My post last week discussed part of my experience being a patient.  This post follows on from that one.  I’ve had a few emails asking if I’m OK.  Yes thank you, I am 100% fine and appreciate the concern.  Last week, my post ended with an observation about how my nurse was worried the she would be chastised by the doctor if she stopped my drugs.  This was certainly a manifestation of what we call the healthcare hierarchy.

The healthcare hierarchy

Quite a lot of my research has had to be particularly sensitive to the hierarchy that exists in hospitals, with doctors at the top of the pinnacle and nurses considered to be on the lower rungs.  The moral implications of this ingrained structure are for another post, but I certainly saw the hierarchy in action.  Most especially when it came to my request for fewer drugs (detailed in the previous post).  The reason there was so much resistance was that “the doctor said I needed to take all the drugs he had prescribed for me”, and the nurses feared that if I wasn’t a good patient, they would get into trouble.

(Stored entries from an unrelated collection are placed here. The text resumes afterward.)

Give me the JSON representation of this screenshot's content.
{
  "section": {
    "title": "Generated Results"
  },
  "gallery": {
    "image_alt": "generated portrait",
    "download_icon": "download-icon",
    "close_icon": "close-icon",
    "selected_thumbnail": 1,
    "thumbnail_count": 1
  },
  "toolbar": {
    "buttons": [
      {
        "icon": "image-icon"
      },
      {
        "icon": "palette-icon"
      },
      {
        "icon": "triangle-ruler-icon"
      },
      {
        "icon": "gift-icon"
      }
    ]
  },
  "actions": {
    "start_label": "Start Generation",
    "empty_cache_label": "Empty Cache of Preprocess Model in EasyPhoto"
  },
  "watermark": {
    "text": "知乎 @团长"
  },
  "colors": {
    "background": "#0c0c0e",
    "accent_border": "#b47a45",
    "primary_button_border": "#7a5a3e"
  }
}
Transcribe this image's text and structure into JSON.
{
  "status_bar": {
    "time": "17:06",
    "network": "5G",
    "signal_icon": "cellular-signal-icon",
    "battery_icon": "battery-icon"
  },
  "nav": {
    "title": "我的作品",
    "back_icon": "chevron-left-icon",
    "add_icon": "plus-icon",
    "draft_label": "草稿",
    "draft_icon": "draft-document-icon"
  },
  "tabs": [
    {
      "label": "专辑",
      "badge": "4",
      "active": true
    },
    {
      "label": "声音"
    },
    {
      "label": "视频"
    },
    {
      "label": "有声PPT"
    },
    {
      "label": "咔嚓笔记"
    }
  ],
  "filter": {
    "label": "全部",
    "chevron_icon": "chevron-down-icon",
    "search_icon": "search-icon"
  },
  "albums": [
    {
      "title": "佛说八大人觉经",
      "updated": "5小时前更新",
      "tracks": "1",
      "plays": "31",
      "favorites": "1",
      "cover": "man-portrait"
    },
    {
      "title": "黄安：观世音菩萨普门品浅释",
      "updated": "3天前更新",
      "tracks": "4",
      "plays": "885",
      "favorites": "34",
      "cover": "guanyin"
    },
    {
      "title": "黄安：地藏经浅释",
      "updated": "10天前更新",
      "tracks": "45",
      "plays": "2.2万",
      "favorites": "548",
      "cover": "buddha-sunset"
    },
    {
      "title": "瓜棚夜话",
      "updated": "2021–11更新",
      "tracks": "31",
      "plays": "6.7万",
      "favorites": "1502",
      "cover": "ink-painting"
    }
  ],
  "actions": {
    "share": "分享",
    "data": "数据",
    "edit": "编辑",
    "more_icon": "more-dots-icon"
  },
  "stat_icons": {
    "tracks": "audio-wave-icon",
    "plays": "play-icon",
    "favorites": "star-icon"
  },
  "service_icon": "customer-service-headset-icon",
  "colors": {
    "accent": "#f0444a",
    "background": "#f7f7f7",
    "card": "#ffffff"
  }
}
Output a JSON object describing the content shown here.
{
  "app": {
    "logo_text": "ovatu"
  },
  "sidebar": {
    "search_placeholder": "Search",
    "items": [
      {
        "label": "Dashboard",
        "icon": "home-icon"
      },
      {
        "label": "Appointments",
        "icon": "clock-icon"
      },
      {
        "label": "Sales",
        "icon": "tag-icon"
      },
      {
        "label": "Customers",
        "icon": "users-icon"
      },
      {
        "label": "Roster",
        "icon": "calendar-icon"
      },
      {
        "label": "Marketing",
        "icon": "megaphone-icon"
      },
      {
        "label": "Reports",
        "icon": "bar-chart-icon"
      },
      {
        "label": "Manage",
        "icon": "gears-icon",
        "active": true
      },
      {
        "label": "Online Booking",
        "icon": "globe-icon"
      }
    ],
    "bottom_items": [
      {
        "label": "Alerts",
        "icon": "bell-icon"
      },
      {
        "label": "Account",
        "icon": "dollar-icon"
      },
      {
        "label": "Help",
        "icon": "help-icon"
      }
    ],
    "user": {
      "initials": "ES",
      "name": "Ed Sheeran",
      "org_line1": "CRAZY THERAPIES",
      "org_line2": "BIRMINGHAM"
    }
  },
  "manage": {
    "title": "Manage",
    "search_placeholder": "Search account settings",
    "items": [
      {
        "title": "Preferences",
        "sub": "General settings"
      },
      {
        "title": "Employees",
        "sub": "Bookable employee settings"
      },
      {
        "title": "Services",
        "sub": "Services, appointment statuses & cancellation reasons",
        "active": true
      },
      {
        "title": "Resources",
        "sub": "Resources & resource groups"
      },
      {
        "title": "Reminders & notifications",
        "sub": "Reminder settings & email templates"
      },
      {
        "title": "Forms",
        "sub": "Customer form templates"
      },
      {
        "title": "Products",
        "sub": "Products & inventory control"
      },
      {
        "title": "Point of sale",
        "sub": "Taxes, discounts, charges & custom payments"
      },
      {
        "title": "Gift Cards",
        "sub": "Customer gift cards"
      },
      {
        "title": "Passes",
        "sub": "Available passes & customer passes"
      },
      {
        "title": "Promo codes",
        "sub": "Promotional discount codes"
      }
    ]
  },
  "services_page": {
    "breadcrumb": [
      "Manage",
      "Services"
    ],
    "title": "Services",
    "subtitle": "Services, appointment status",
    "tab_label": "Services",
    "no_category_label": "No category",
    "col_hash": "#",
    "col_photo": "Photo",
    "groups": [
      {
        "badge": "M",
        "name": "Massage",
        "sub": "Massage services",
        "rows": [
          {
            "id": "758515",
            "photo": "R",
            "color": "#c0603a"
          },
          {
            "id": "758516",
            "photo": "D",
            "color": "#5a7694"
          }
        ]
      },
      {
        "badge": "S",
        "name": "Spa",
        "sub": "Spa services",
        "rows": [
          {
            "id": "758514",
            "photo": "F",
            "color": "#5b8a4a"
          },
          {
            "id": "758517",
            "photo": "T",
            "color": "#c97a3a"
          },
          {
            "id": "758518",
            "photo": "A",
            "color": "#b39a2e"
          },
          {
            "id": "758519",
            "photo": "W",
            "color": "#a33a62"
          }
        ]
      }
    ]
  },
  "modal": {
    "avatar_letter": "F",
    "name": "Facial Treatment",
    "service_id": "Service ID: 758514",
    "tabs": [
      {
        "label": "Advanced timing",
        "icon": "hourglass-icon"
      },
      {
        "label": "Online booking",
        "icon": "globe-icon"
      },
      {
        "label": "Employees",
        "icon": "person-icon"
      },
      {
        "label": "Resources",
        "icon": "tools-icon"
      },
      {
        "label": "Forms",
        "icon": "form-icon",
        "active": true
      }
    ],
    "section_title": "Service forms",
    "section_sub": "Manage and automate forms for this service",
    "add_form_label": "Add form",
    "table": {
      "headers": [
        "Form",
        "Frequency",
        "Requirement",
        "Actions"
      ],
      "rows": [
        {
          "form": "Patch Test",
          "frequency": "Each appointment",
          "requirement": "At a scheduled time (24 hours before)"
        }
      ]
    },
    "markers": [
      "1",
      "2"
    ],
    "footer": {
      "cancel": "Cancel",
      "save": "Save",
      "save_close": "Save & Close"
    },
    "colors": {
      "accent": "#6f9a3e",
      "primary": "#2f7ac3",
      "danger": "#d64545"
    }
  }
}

The hierarchy also has an unfortunate effect of making nurses feel disempowered, and seems to give them a sense that they have to defer to the doctor in the majority of medical decisions related to the patient.  I don’t think it should be like this, nursing sisters spend the most time with patients, and they are trained in their craft.  I believe we need to give nurses much more capacity for critical engagement in patient management and a level of trust and responsibility in a supportive, rather than hierarchical and retributive environment.

The need to be in control

A number of patients have told me that whilst in hospital, they felt as though they weren’t in control of things.  Patients felt out of control when they couldn’t ascertain what was planned for their day – making it difficult to get a coffee or arrange for friends to visit, or they didn’t know what time they were going for a scan or to theatre.  For me, the lack of control was manifest through much smaller incidents, only one of which I am going to briefly mention here.  At one stage I was too nauseous to walk, and I couldn’t reach my bell to call the nursing sister because it was housed on the counsel behind me – my arms just aren’t long enough.  Getting out of bed to get the bell was out of the question because of my nausea.  Eventually, I had to phone the ward from my bed to ask for the nurse to come and see me.


Being a patient, as it turns out, is about much more than a medical intervention.  It’s probably easy to forget that patients have insecurities and expectations, and that these need to managed as sensitively as possible.  In today’s era of shared decision making, patients do need to be a bit more empowered, and so do nurses.


The views published in this blog are entirely my own (informed) opinions.  They are open to debate, discussion and disagreement.